Tips for Opening a Riding School from North Carolina Lifestyle Blogger Adventures of Frugal Mom

Do you love horseback riding and want to pass that love on to others? Perhaps you’ve entertained the idea of starting your own riding school. While many factors to consider, it can be a very rewarding adventure. Here are a few tips to help you get started.

Find a Facility and Equipment

If you don’t already have a barn and space, you’ll need to find an appropriate facility to offer lessons. You’ll need to have arenas for practicing, which can either be covered or uncovered (or you may have both). You’ll also need horse jump equipment, equipment to take care of the horses, and (of course) a reliable group of horses.
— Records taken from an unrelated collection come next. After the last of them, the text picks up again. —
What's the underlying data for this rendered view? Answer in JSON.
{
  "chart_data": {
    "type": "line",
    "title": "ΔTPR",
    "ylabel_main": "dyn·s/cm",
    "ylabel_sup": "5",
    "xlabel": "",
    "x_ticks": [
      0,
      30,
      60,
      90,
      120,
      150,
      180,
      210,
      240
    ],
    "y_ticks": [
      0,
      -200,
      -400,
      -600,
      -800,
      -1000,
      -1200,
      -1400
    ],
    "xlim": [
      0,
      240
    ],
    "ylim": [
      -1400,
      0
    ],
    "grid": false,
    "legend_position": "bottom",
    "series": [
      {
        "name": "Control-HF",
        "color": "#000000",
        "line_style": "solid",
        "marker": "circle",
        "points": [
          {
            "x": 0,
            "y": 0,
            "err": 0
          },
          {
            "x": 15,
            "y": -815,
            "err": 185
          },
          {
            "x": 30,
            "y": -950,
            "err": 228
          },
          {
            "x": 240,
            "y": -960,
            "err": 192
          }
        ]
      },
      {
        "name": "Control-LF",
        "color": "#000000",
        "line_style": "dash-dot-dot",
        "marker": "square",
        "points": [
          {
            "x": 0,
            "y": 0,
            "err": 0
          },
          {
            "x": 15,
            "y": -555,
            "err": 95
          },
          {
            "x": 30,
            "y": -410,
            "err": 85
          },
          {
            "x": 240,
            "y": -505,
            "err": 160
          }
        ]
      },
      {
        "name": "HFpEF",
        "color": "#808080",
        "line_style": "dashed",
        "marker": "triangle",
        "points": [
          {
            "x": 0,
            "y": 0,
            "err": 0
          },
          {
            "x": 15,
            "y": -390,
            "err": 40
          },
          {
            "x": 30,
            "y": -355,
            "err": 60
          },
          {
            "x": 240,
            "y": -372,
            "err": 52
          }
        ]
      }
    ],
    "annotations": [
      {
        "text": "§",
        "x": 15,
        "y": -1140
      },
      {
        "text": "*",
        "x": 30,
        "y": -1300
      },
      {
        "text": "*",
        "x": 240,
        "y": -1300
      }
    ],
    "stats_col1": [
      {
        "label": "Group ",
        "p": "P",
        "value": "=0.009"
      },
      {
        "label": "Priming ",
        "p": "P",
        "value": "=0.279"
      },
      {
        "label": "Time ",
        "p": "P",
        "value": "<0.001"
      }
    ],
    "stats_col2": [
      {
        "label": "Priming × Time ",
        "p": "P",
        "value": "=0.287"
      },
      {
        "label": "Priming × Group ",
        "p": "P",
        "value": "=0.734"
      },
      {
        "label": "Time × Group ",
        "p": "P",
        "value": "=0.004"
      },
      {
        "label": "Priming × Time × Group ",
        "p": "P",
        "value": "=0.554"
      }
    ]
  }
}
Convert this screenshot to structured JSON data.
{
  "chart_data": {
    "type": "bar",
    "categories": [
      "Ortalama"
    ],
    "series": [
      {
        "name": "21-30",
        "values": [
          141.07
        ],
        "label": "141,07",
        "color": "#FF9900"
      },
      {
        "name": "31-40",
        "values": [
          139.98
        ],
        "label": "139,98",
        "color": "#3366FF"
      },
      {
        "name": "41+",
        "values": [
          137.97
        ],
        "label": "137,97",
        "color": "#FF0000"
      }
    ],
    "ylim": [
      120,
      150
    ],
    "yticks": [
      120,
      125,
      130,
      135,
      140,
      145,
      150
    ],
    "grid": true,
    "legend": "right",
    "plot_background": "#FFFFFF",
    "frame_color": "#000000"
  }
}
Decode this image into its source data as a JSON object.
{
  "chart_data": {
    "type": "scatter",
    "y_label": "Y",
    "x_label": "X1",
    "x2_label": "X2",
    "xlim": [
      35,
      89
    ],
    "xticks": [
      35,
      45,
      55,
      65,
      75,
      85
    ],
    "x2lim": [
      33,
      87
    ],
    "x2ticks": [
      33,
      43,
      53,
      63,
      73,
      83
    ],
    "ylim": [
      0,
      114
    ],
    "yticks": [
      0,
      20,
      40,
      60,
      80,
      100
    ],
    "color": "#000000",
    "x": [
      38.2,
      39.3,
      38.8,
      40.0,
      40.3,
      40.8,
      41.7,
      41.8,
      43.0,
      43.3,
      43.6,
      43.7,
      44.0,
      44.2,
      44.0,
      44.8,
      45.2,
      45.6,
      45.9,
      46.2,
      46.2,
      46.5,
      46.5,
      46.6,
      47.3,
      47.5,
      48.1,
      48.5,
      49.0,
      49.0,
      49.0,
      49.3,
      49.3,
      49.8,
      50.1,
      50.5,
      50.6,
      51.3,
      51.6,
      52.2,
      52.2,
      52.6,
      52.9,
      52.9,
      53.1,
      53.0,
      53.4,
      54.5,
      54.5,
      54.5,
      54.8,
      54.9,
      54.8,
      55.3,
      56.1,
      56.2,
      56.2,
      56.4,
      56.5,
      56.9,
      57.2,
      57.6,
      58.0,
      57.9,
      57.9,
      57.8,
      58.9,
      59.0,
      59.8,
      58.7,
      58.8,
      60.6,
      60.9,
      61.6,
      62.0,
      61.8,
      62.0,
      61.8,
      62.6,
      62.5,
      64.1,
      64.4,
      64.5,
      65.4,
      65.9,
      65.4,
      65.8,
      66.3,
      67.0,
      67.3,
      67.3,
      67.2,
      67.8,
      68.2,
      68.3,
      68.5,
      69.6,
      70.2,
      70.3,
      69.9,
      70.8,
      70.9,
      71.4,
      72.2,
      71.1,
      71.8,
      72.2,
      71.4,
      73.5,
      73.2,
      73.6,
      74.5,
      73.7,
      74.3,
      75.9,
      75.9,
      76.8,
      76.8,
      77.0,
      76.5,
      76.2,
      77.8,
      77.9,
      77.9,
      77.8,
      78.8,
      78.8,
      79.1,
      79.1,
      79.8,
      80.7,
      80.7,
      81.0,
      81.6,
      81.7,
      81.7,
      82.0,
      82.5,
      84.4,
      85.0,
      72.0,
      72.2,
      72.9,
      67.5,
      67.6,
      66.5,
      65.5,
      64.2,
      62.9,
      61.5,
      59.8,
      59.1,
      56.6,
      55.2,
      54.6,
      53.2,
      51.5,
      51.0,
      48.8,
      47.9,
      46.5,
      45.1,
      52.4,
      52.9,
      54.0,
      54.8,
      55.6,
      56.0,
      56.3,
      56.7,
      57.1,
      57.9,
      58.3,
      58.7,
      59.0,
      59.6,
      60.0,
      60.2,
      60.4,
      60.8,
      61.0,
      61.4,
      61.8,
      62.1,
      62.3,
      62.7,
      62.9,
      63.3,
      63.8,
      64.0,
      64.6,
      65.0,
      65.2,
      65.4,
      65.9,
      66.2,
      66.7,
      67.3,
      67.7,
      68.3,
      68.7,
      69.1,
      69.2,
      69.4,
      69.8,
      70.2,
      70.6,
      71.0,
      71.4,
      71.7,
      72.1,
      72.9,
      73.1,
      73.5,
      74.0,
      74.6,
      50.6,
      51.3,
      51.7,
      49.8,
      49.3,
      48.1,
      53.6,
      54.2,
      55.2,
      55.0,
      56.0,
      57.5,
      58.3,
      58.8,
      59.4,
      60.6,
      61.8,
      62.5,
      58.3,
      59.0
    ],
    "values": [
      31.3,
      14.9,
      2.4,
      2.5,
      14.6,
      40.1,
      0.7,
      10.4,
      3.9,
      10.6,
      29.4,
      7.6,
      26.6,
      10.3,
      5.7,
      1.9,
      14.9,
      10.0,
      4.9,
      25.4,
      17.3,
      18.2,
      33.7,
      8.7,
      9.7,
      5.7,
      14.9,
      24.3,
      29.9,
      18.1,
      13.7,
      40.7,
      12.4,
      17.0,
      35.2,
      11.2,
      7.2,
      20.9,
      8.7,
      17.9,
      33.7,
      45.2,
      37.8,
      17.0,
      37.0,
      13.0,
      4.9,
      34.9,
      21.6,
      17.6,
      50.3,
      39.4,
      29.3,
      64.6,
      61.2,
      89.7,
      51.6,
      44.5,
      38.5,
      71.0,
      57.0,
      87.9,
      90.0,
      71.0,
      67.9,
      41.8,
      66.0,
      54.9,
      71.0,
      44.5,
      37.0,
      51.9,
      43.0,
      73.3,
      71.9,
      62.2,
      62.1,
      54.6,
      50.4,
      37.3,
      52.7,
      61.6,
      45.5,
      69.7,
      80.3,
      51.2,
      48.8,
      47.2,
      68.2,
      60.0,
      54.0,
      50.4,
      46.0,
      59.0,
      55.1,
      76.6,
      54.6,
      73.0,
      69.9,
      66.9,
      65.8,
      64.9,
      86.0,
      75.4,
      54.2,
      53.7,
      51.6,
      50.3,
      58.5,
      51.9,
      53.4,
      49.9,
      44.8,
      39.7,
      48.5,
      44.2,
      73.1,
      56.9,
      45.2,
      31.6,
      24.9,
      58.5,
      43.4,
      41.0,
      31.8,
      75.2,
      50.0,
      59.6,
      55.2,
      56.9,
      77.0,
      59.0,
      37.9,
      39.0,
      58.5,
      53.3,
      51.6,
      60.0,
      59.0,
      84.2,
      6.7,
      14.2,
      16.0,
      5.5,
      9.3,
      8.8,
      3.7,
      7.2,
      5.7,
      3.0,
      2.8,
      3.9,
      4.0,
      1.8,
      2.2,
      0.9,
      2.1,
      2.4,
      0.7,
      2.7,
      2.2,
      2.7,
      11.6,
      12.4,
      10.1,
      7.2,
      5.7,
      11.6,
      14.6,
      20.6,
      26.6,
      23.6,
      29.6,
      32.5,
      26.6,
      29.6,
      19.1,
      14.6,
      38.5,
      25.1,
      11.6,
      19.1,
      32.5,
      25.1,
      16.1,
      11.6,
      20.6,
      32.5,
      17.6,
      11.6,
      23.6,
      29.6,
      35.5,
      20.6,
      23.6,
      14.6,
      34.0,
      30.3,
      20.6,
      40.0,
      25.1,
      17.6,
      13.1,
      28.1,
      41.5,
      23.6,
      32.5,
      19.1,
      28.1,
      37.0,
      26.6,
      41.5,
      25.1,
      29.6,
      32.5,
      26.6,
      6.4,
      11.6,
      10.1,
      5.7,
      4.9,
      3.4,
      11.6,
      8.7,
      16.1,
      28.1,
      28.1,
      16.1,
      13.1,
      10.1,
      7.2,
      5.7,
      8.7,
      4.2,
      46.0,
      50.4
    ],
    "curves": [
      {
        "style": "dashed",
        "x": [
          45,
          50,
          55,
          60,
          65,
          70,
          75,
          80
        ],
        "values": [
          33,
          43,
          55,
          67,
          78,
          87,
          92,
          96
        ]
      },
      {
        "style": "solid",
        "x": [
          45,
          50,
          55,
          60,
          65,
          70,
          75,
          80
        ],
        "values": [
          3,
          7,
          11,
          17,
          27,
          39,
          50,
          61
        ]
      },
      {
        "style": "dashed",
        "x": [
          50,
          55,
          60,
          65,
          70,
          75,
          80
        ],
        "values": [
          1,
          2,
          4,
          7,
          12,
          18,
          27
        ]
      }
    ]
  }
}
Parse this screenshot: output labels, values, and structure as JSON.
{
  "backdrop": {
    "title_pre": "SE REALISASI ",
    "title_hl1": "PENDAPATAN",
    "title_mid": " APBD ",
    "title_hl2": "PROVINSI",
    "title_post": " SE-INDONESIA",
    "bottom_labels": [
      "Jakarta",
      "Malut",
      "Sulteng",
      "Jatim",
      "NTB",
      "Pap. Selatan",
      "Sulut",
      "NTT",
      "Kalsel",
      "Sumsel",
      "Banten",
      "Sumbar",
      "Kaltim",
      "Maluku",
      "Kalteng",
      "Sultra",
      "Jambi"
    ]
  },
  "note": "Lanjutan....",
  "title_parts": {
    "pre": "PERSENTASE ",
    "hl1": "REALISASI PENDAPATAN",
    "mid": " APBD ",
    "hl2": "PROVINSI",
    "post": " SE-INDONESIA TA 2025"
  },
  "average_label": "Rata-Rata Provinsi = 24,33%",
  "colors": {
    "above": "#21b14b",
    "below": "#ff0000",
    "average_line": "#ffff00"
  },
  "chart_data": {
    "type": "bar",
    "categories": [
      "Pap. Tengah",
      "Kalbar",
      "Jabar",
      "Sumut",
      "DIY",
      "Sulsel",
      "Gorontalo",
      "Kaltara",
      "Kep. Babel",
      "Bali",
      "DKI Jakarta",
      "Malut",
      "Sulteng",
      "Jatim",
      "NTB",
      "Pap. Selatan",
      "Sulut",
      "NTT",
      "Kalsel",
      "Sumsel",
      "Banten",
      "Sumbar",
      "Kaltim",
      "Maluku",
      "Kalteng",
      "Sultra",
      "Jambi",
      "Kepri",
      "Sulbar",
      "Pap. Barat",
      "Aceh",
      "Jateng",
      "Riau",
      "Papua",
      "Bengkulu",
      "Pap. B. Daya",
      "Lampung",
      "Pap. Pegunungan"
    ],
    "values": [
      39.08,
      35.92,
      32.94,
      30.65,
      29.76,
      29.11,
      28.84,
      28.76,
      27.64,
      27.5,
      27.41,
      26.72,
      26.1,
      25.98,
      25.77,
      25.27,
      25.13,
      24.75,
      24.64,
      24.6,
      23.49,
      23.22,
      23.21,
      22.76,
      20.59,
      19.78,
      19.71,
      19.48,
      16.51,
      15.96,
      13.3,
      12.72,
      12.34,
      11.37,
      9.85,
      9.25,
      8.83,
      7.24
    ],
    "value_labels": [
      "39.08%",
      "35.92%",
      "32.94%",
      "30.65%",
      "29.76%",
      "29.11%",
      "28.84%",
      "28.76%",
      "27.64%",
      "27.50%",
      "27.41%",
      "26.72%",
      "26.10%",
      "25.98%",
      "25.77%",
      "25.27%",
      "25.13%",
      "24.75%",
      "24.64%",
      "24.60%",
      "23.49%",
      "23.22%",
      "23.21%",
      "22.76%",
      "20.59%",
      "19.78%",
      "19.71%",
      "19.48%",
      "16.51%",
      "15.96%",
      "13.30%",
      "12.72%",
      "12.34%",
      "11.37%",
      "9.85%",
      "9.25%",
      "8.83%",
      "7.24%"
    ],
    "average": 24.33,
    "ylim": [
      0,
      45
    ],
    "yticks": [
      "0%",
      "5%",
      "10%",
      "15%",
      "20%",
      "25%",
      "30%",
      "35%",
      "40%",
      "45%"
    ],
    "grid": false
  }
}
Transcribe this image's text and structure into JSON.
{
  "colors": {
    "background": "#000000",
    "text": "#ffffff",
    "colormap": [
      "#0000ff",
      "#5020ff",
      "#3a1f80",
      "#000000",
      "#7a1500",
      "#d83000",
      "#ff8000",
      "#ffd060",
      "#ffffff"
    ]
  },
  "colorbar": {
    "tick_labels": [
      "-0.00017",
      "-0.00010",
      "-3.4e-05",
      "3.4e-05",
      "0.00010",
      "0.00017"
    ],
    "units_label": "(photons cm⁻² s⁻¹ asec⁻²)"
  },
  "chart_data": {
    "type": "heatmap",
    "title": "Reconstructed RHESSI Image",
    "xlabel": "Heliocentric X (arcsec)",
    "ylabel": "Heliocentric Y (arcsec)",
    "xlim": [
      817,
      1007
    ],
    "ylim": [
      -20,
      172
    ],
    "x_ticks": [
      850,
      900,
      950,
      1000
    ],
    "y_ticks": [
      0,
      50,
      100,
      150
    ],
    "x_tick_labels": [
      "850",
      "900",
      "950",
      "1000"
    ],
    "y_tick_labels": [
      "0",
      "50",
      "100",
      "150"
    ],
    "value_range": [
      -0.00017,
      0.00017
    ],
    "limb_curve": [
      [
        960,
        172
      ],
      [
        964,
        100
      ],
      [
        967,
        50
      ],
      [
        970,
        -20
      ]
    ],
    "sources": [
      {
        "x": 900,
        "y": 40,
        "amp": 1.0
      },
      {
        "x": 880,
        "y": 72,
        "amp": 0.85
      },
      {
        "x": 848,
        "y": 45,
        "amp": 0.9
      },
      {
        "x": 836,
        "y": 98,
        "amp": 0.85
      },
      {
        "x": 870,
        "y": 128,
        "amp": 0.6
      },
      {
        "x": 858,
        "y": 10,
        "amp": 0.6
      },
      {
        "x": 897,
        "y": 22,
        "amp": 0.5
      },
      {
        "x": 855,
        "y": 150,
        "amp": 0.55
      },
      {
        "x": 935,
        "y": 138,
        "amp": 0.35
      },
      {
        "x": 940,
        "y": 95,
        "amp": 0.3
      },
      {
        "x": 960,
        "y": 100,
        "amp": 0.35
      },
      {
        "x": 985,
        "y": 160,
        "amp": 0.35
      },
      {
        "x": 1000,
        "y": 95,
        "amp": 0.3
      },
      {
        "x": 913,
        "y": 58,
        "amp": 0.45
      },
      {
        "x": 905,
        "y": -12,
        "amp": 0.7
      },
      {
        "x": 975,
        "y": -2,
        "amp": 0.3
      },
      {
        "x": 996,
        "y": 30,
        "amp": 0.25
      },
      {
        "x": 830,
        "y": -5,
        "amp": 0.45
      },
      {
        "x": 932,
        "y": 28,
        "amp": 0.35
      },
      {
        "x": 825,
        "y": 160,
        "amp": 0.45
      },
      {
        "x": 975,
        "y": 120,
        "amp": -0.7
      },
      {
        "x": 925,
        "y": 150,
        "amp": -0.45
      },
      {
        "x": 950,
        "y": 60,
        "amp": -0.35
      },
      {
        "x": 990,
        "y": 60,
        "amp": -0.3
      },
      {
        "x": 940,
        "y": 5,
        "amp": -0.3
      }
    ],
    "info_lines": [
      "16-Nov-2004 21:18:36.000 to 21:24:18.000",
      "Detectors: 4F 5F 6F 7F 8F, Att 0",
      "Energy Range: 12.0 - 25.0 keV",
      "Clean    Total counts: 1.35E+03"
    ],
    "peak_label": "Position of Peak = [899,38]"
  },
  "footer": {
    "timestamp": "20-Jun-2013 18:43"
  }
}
On top of all that, you will need a place to store all the equipment and the feed for your herd of horses. I highly recommend looking into metal buildings for this type of storage.

Hire Experienced Staff

You’re likely not going to be the only one providing lessons and taking care of the horses. You’ll want plenty of experienced hands to help, such as a barn manager, riding instructors, and caretakers.

Figure Out What You Want to Offer

It’s not just about giving lessons. You’ll need to figure out if you want to provide lessons for adults or children, what types of classes you want to offer, and how long you want them to be. You’ll also need to figure out if you want to offer boarding services to clients with their own horses. Offering more options allows you to cater to more clients, but you need to make sure that you can handle everything that you say you’ll provide.

Set Your Pricing

You can charge what you want, but you should price competitively. You don’t want to charge significantly more than others in the area, but you also don’t want to undersell yourself and barely scrape by each month. To figure out what you should charge, research other riding facilities in the area. Give them a call directly to inquire about their pricing. You can also consider offering incentives to jumpstart your business, such as new client discounts or discounts for referrals.

Get Your Name Out There

As with any other business, advertising is essential. You can go the old-fashioned route and advertise at tack stores, feed shops, showgrounds, and your local newspaper. You can also take your advertising efforts digital. Create a website and optimize it. Consider setting up social media accounts as well and updating them regularly.   

Turning your dream of teaching others to ride into reality takes a lot of hard work and dedication. With proper planning and the right team, you’re sure to attract clients and pass along your love of riding.